A. Talk about your experience. We have always tried to hide boredom. The Greeks hid it because they considered it contrary to virtue. For the Romans, it was the shameful mark of idle spirits. In the Middle Ages, boredom meant damnation of the soul. Later, with the advent of modern times, the one who was bored was the one who lacked ambition. The intellectuals of the 19th century understood boredom as a social disease, and the physiologists of the 20th century as an individual pathology. We have made progress in the scientific study of boredom. However, from an individual and social perspective, boredom remains a taboo subject. We deny that we are bored because, in the century of hyper-speed and validation, we are afraid to discover - and for others to discover - that we are insignificant mortals incapable of optimising that scarce commodity that is time. The image we wish to see and convey of ourselves is that of someone who knows how to give meaning to every moment. This stigmatisation of boredom prevents the exchange of impressions about the experience of boredom, so necessary to understand the - commonly shared - causes of boredom and to learn how to design adaptive responses according to the individual and environmental resources available. Living with boredom implies de-stigmatising it, which in no way means that we have to train ourselves in the ability to endure it stoically.

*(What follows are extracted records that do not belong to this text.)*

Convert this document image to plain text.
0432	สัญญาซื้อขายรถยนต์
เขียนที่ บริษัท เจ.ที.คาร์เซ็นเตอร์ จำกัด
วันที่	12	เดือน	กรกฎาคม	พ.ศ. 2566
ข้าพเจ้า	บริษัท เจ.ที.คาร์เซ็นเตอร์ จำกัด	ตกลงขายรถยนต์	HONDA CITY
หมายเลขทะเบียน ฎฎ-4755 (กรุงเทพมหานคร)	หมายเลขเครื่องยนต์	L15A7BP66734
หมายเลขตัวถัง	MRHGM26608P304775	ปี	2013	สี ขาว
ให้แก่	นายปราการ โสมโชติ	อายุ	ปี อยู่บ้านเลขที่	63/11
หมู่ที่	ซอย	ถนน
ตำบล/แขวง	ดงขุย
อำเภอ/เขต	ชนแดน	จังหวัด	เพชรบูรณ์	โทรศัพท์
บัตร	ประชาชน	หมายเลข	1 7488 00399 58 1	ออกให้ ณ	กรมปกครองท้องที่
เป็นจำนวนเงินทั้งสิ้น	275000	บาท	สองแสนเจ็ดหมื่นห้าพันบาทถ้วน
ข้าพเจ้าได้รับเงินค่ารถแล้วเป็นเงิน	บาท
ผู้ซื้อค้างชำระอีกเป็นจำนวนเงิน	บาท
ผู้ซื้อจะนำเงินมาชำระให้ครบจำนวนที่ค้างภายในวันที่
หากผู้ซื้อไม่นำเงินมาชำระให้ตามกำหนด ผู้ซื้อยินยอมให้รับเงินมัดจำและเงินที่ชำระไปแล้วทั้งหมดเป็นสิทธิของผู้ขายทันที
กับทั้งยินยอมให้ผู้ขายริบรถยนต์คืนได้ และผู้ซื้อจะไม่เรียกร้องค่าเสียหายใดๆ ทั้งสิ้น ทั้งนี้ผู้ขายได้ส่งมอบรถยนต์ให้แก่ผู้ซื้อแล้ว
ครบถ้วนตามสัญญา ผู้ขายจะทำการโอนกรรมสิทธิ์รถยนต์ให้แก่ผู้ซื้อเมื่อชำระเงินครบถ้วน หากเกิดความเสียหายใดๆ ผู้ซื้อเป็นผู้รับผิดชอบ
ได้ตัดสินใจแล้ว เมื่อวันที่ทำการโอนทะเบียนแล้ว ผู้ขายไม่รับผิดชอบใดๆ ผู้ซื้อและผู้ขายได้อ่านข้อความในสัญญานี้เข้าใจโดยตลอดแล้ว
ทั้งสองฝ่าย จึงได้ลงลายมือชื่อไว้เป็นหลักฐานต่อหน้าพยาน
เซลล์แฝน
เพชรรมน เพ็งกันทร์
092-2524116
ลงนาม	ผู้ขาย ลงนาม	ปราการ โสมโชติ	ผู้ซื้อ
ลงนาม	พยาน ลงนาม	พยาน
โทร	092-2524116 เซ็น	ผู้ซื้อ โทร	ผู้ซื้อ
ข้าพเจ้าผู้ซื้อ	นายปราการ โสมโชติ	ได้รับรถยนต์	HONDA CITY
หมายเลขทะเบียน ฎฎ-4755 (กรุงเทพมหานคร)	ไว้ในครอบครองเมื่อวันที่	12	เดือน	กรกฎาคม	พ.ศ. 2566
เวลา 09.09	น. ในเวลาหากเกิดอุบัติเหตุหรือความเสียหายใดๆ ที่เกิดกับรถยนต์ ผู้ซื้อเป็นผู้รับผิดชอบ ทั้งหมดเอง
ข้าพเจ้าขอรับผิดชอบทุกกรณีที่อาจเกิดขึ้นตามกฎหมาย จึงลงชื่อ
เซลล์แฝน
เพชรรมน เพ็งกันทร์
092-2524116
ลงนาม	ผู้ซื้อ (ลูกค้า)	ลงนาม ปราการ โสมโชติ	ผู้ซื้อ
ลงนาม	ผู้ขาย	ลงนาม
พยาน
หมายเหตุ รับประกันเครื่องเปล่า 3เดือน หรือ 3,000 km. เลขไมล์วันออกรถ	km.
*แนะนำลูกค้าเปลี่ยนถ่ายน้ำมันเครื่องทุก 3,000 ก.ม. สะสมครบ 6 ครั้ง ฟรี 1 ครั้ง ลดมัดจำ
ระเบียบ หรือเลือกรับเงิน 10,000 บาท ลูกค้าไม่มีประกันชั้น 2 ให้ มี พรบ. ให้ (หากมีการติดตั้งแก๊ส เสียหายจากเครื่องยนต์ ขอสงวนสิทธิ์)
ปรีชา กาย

Q. If boredom, as you say, is a reactive emotion, which impels us to reject a situation that causes us discomfort, then does it have mobilising potential? Is boredom a political emotion (or passion)?
A. That's the idea! Its functionality is essentially defined by its mobilising potential, which urges us to take a step forward in order to break with the unpleasant present. What this mobilisation ultimately translates into, which can be identified as an adaptive or a maladaptive response, is another matter. To talk about boredom is to know it in order to be in a position to use its mobilising potential to our benefit, as individuals, but also as a society. In The Boredom Disease I have developed a philosophical concept that defines the conditions under which boredom can be considered a political emotion. Some social spaces continually generate shared states of boredom to which it is difficult to react because of the context itself. When this situation is prolonged over time, what is produced is what I have called chronified situational boredom. The boredom becomes pathological, unhealthy, dysfunctional. In these circumstances, the pain can become so unbearable that, against all odds, it ends up mobilising its victims into an explosive, extreme and unpredictable response. On the positive side, we can read history as a succession of paradigm shifts in response to periods of chronic situational boredom and identify some common triggers that allow us to anticipate future breakdowns.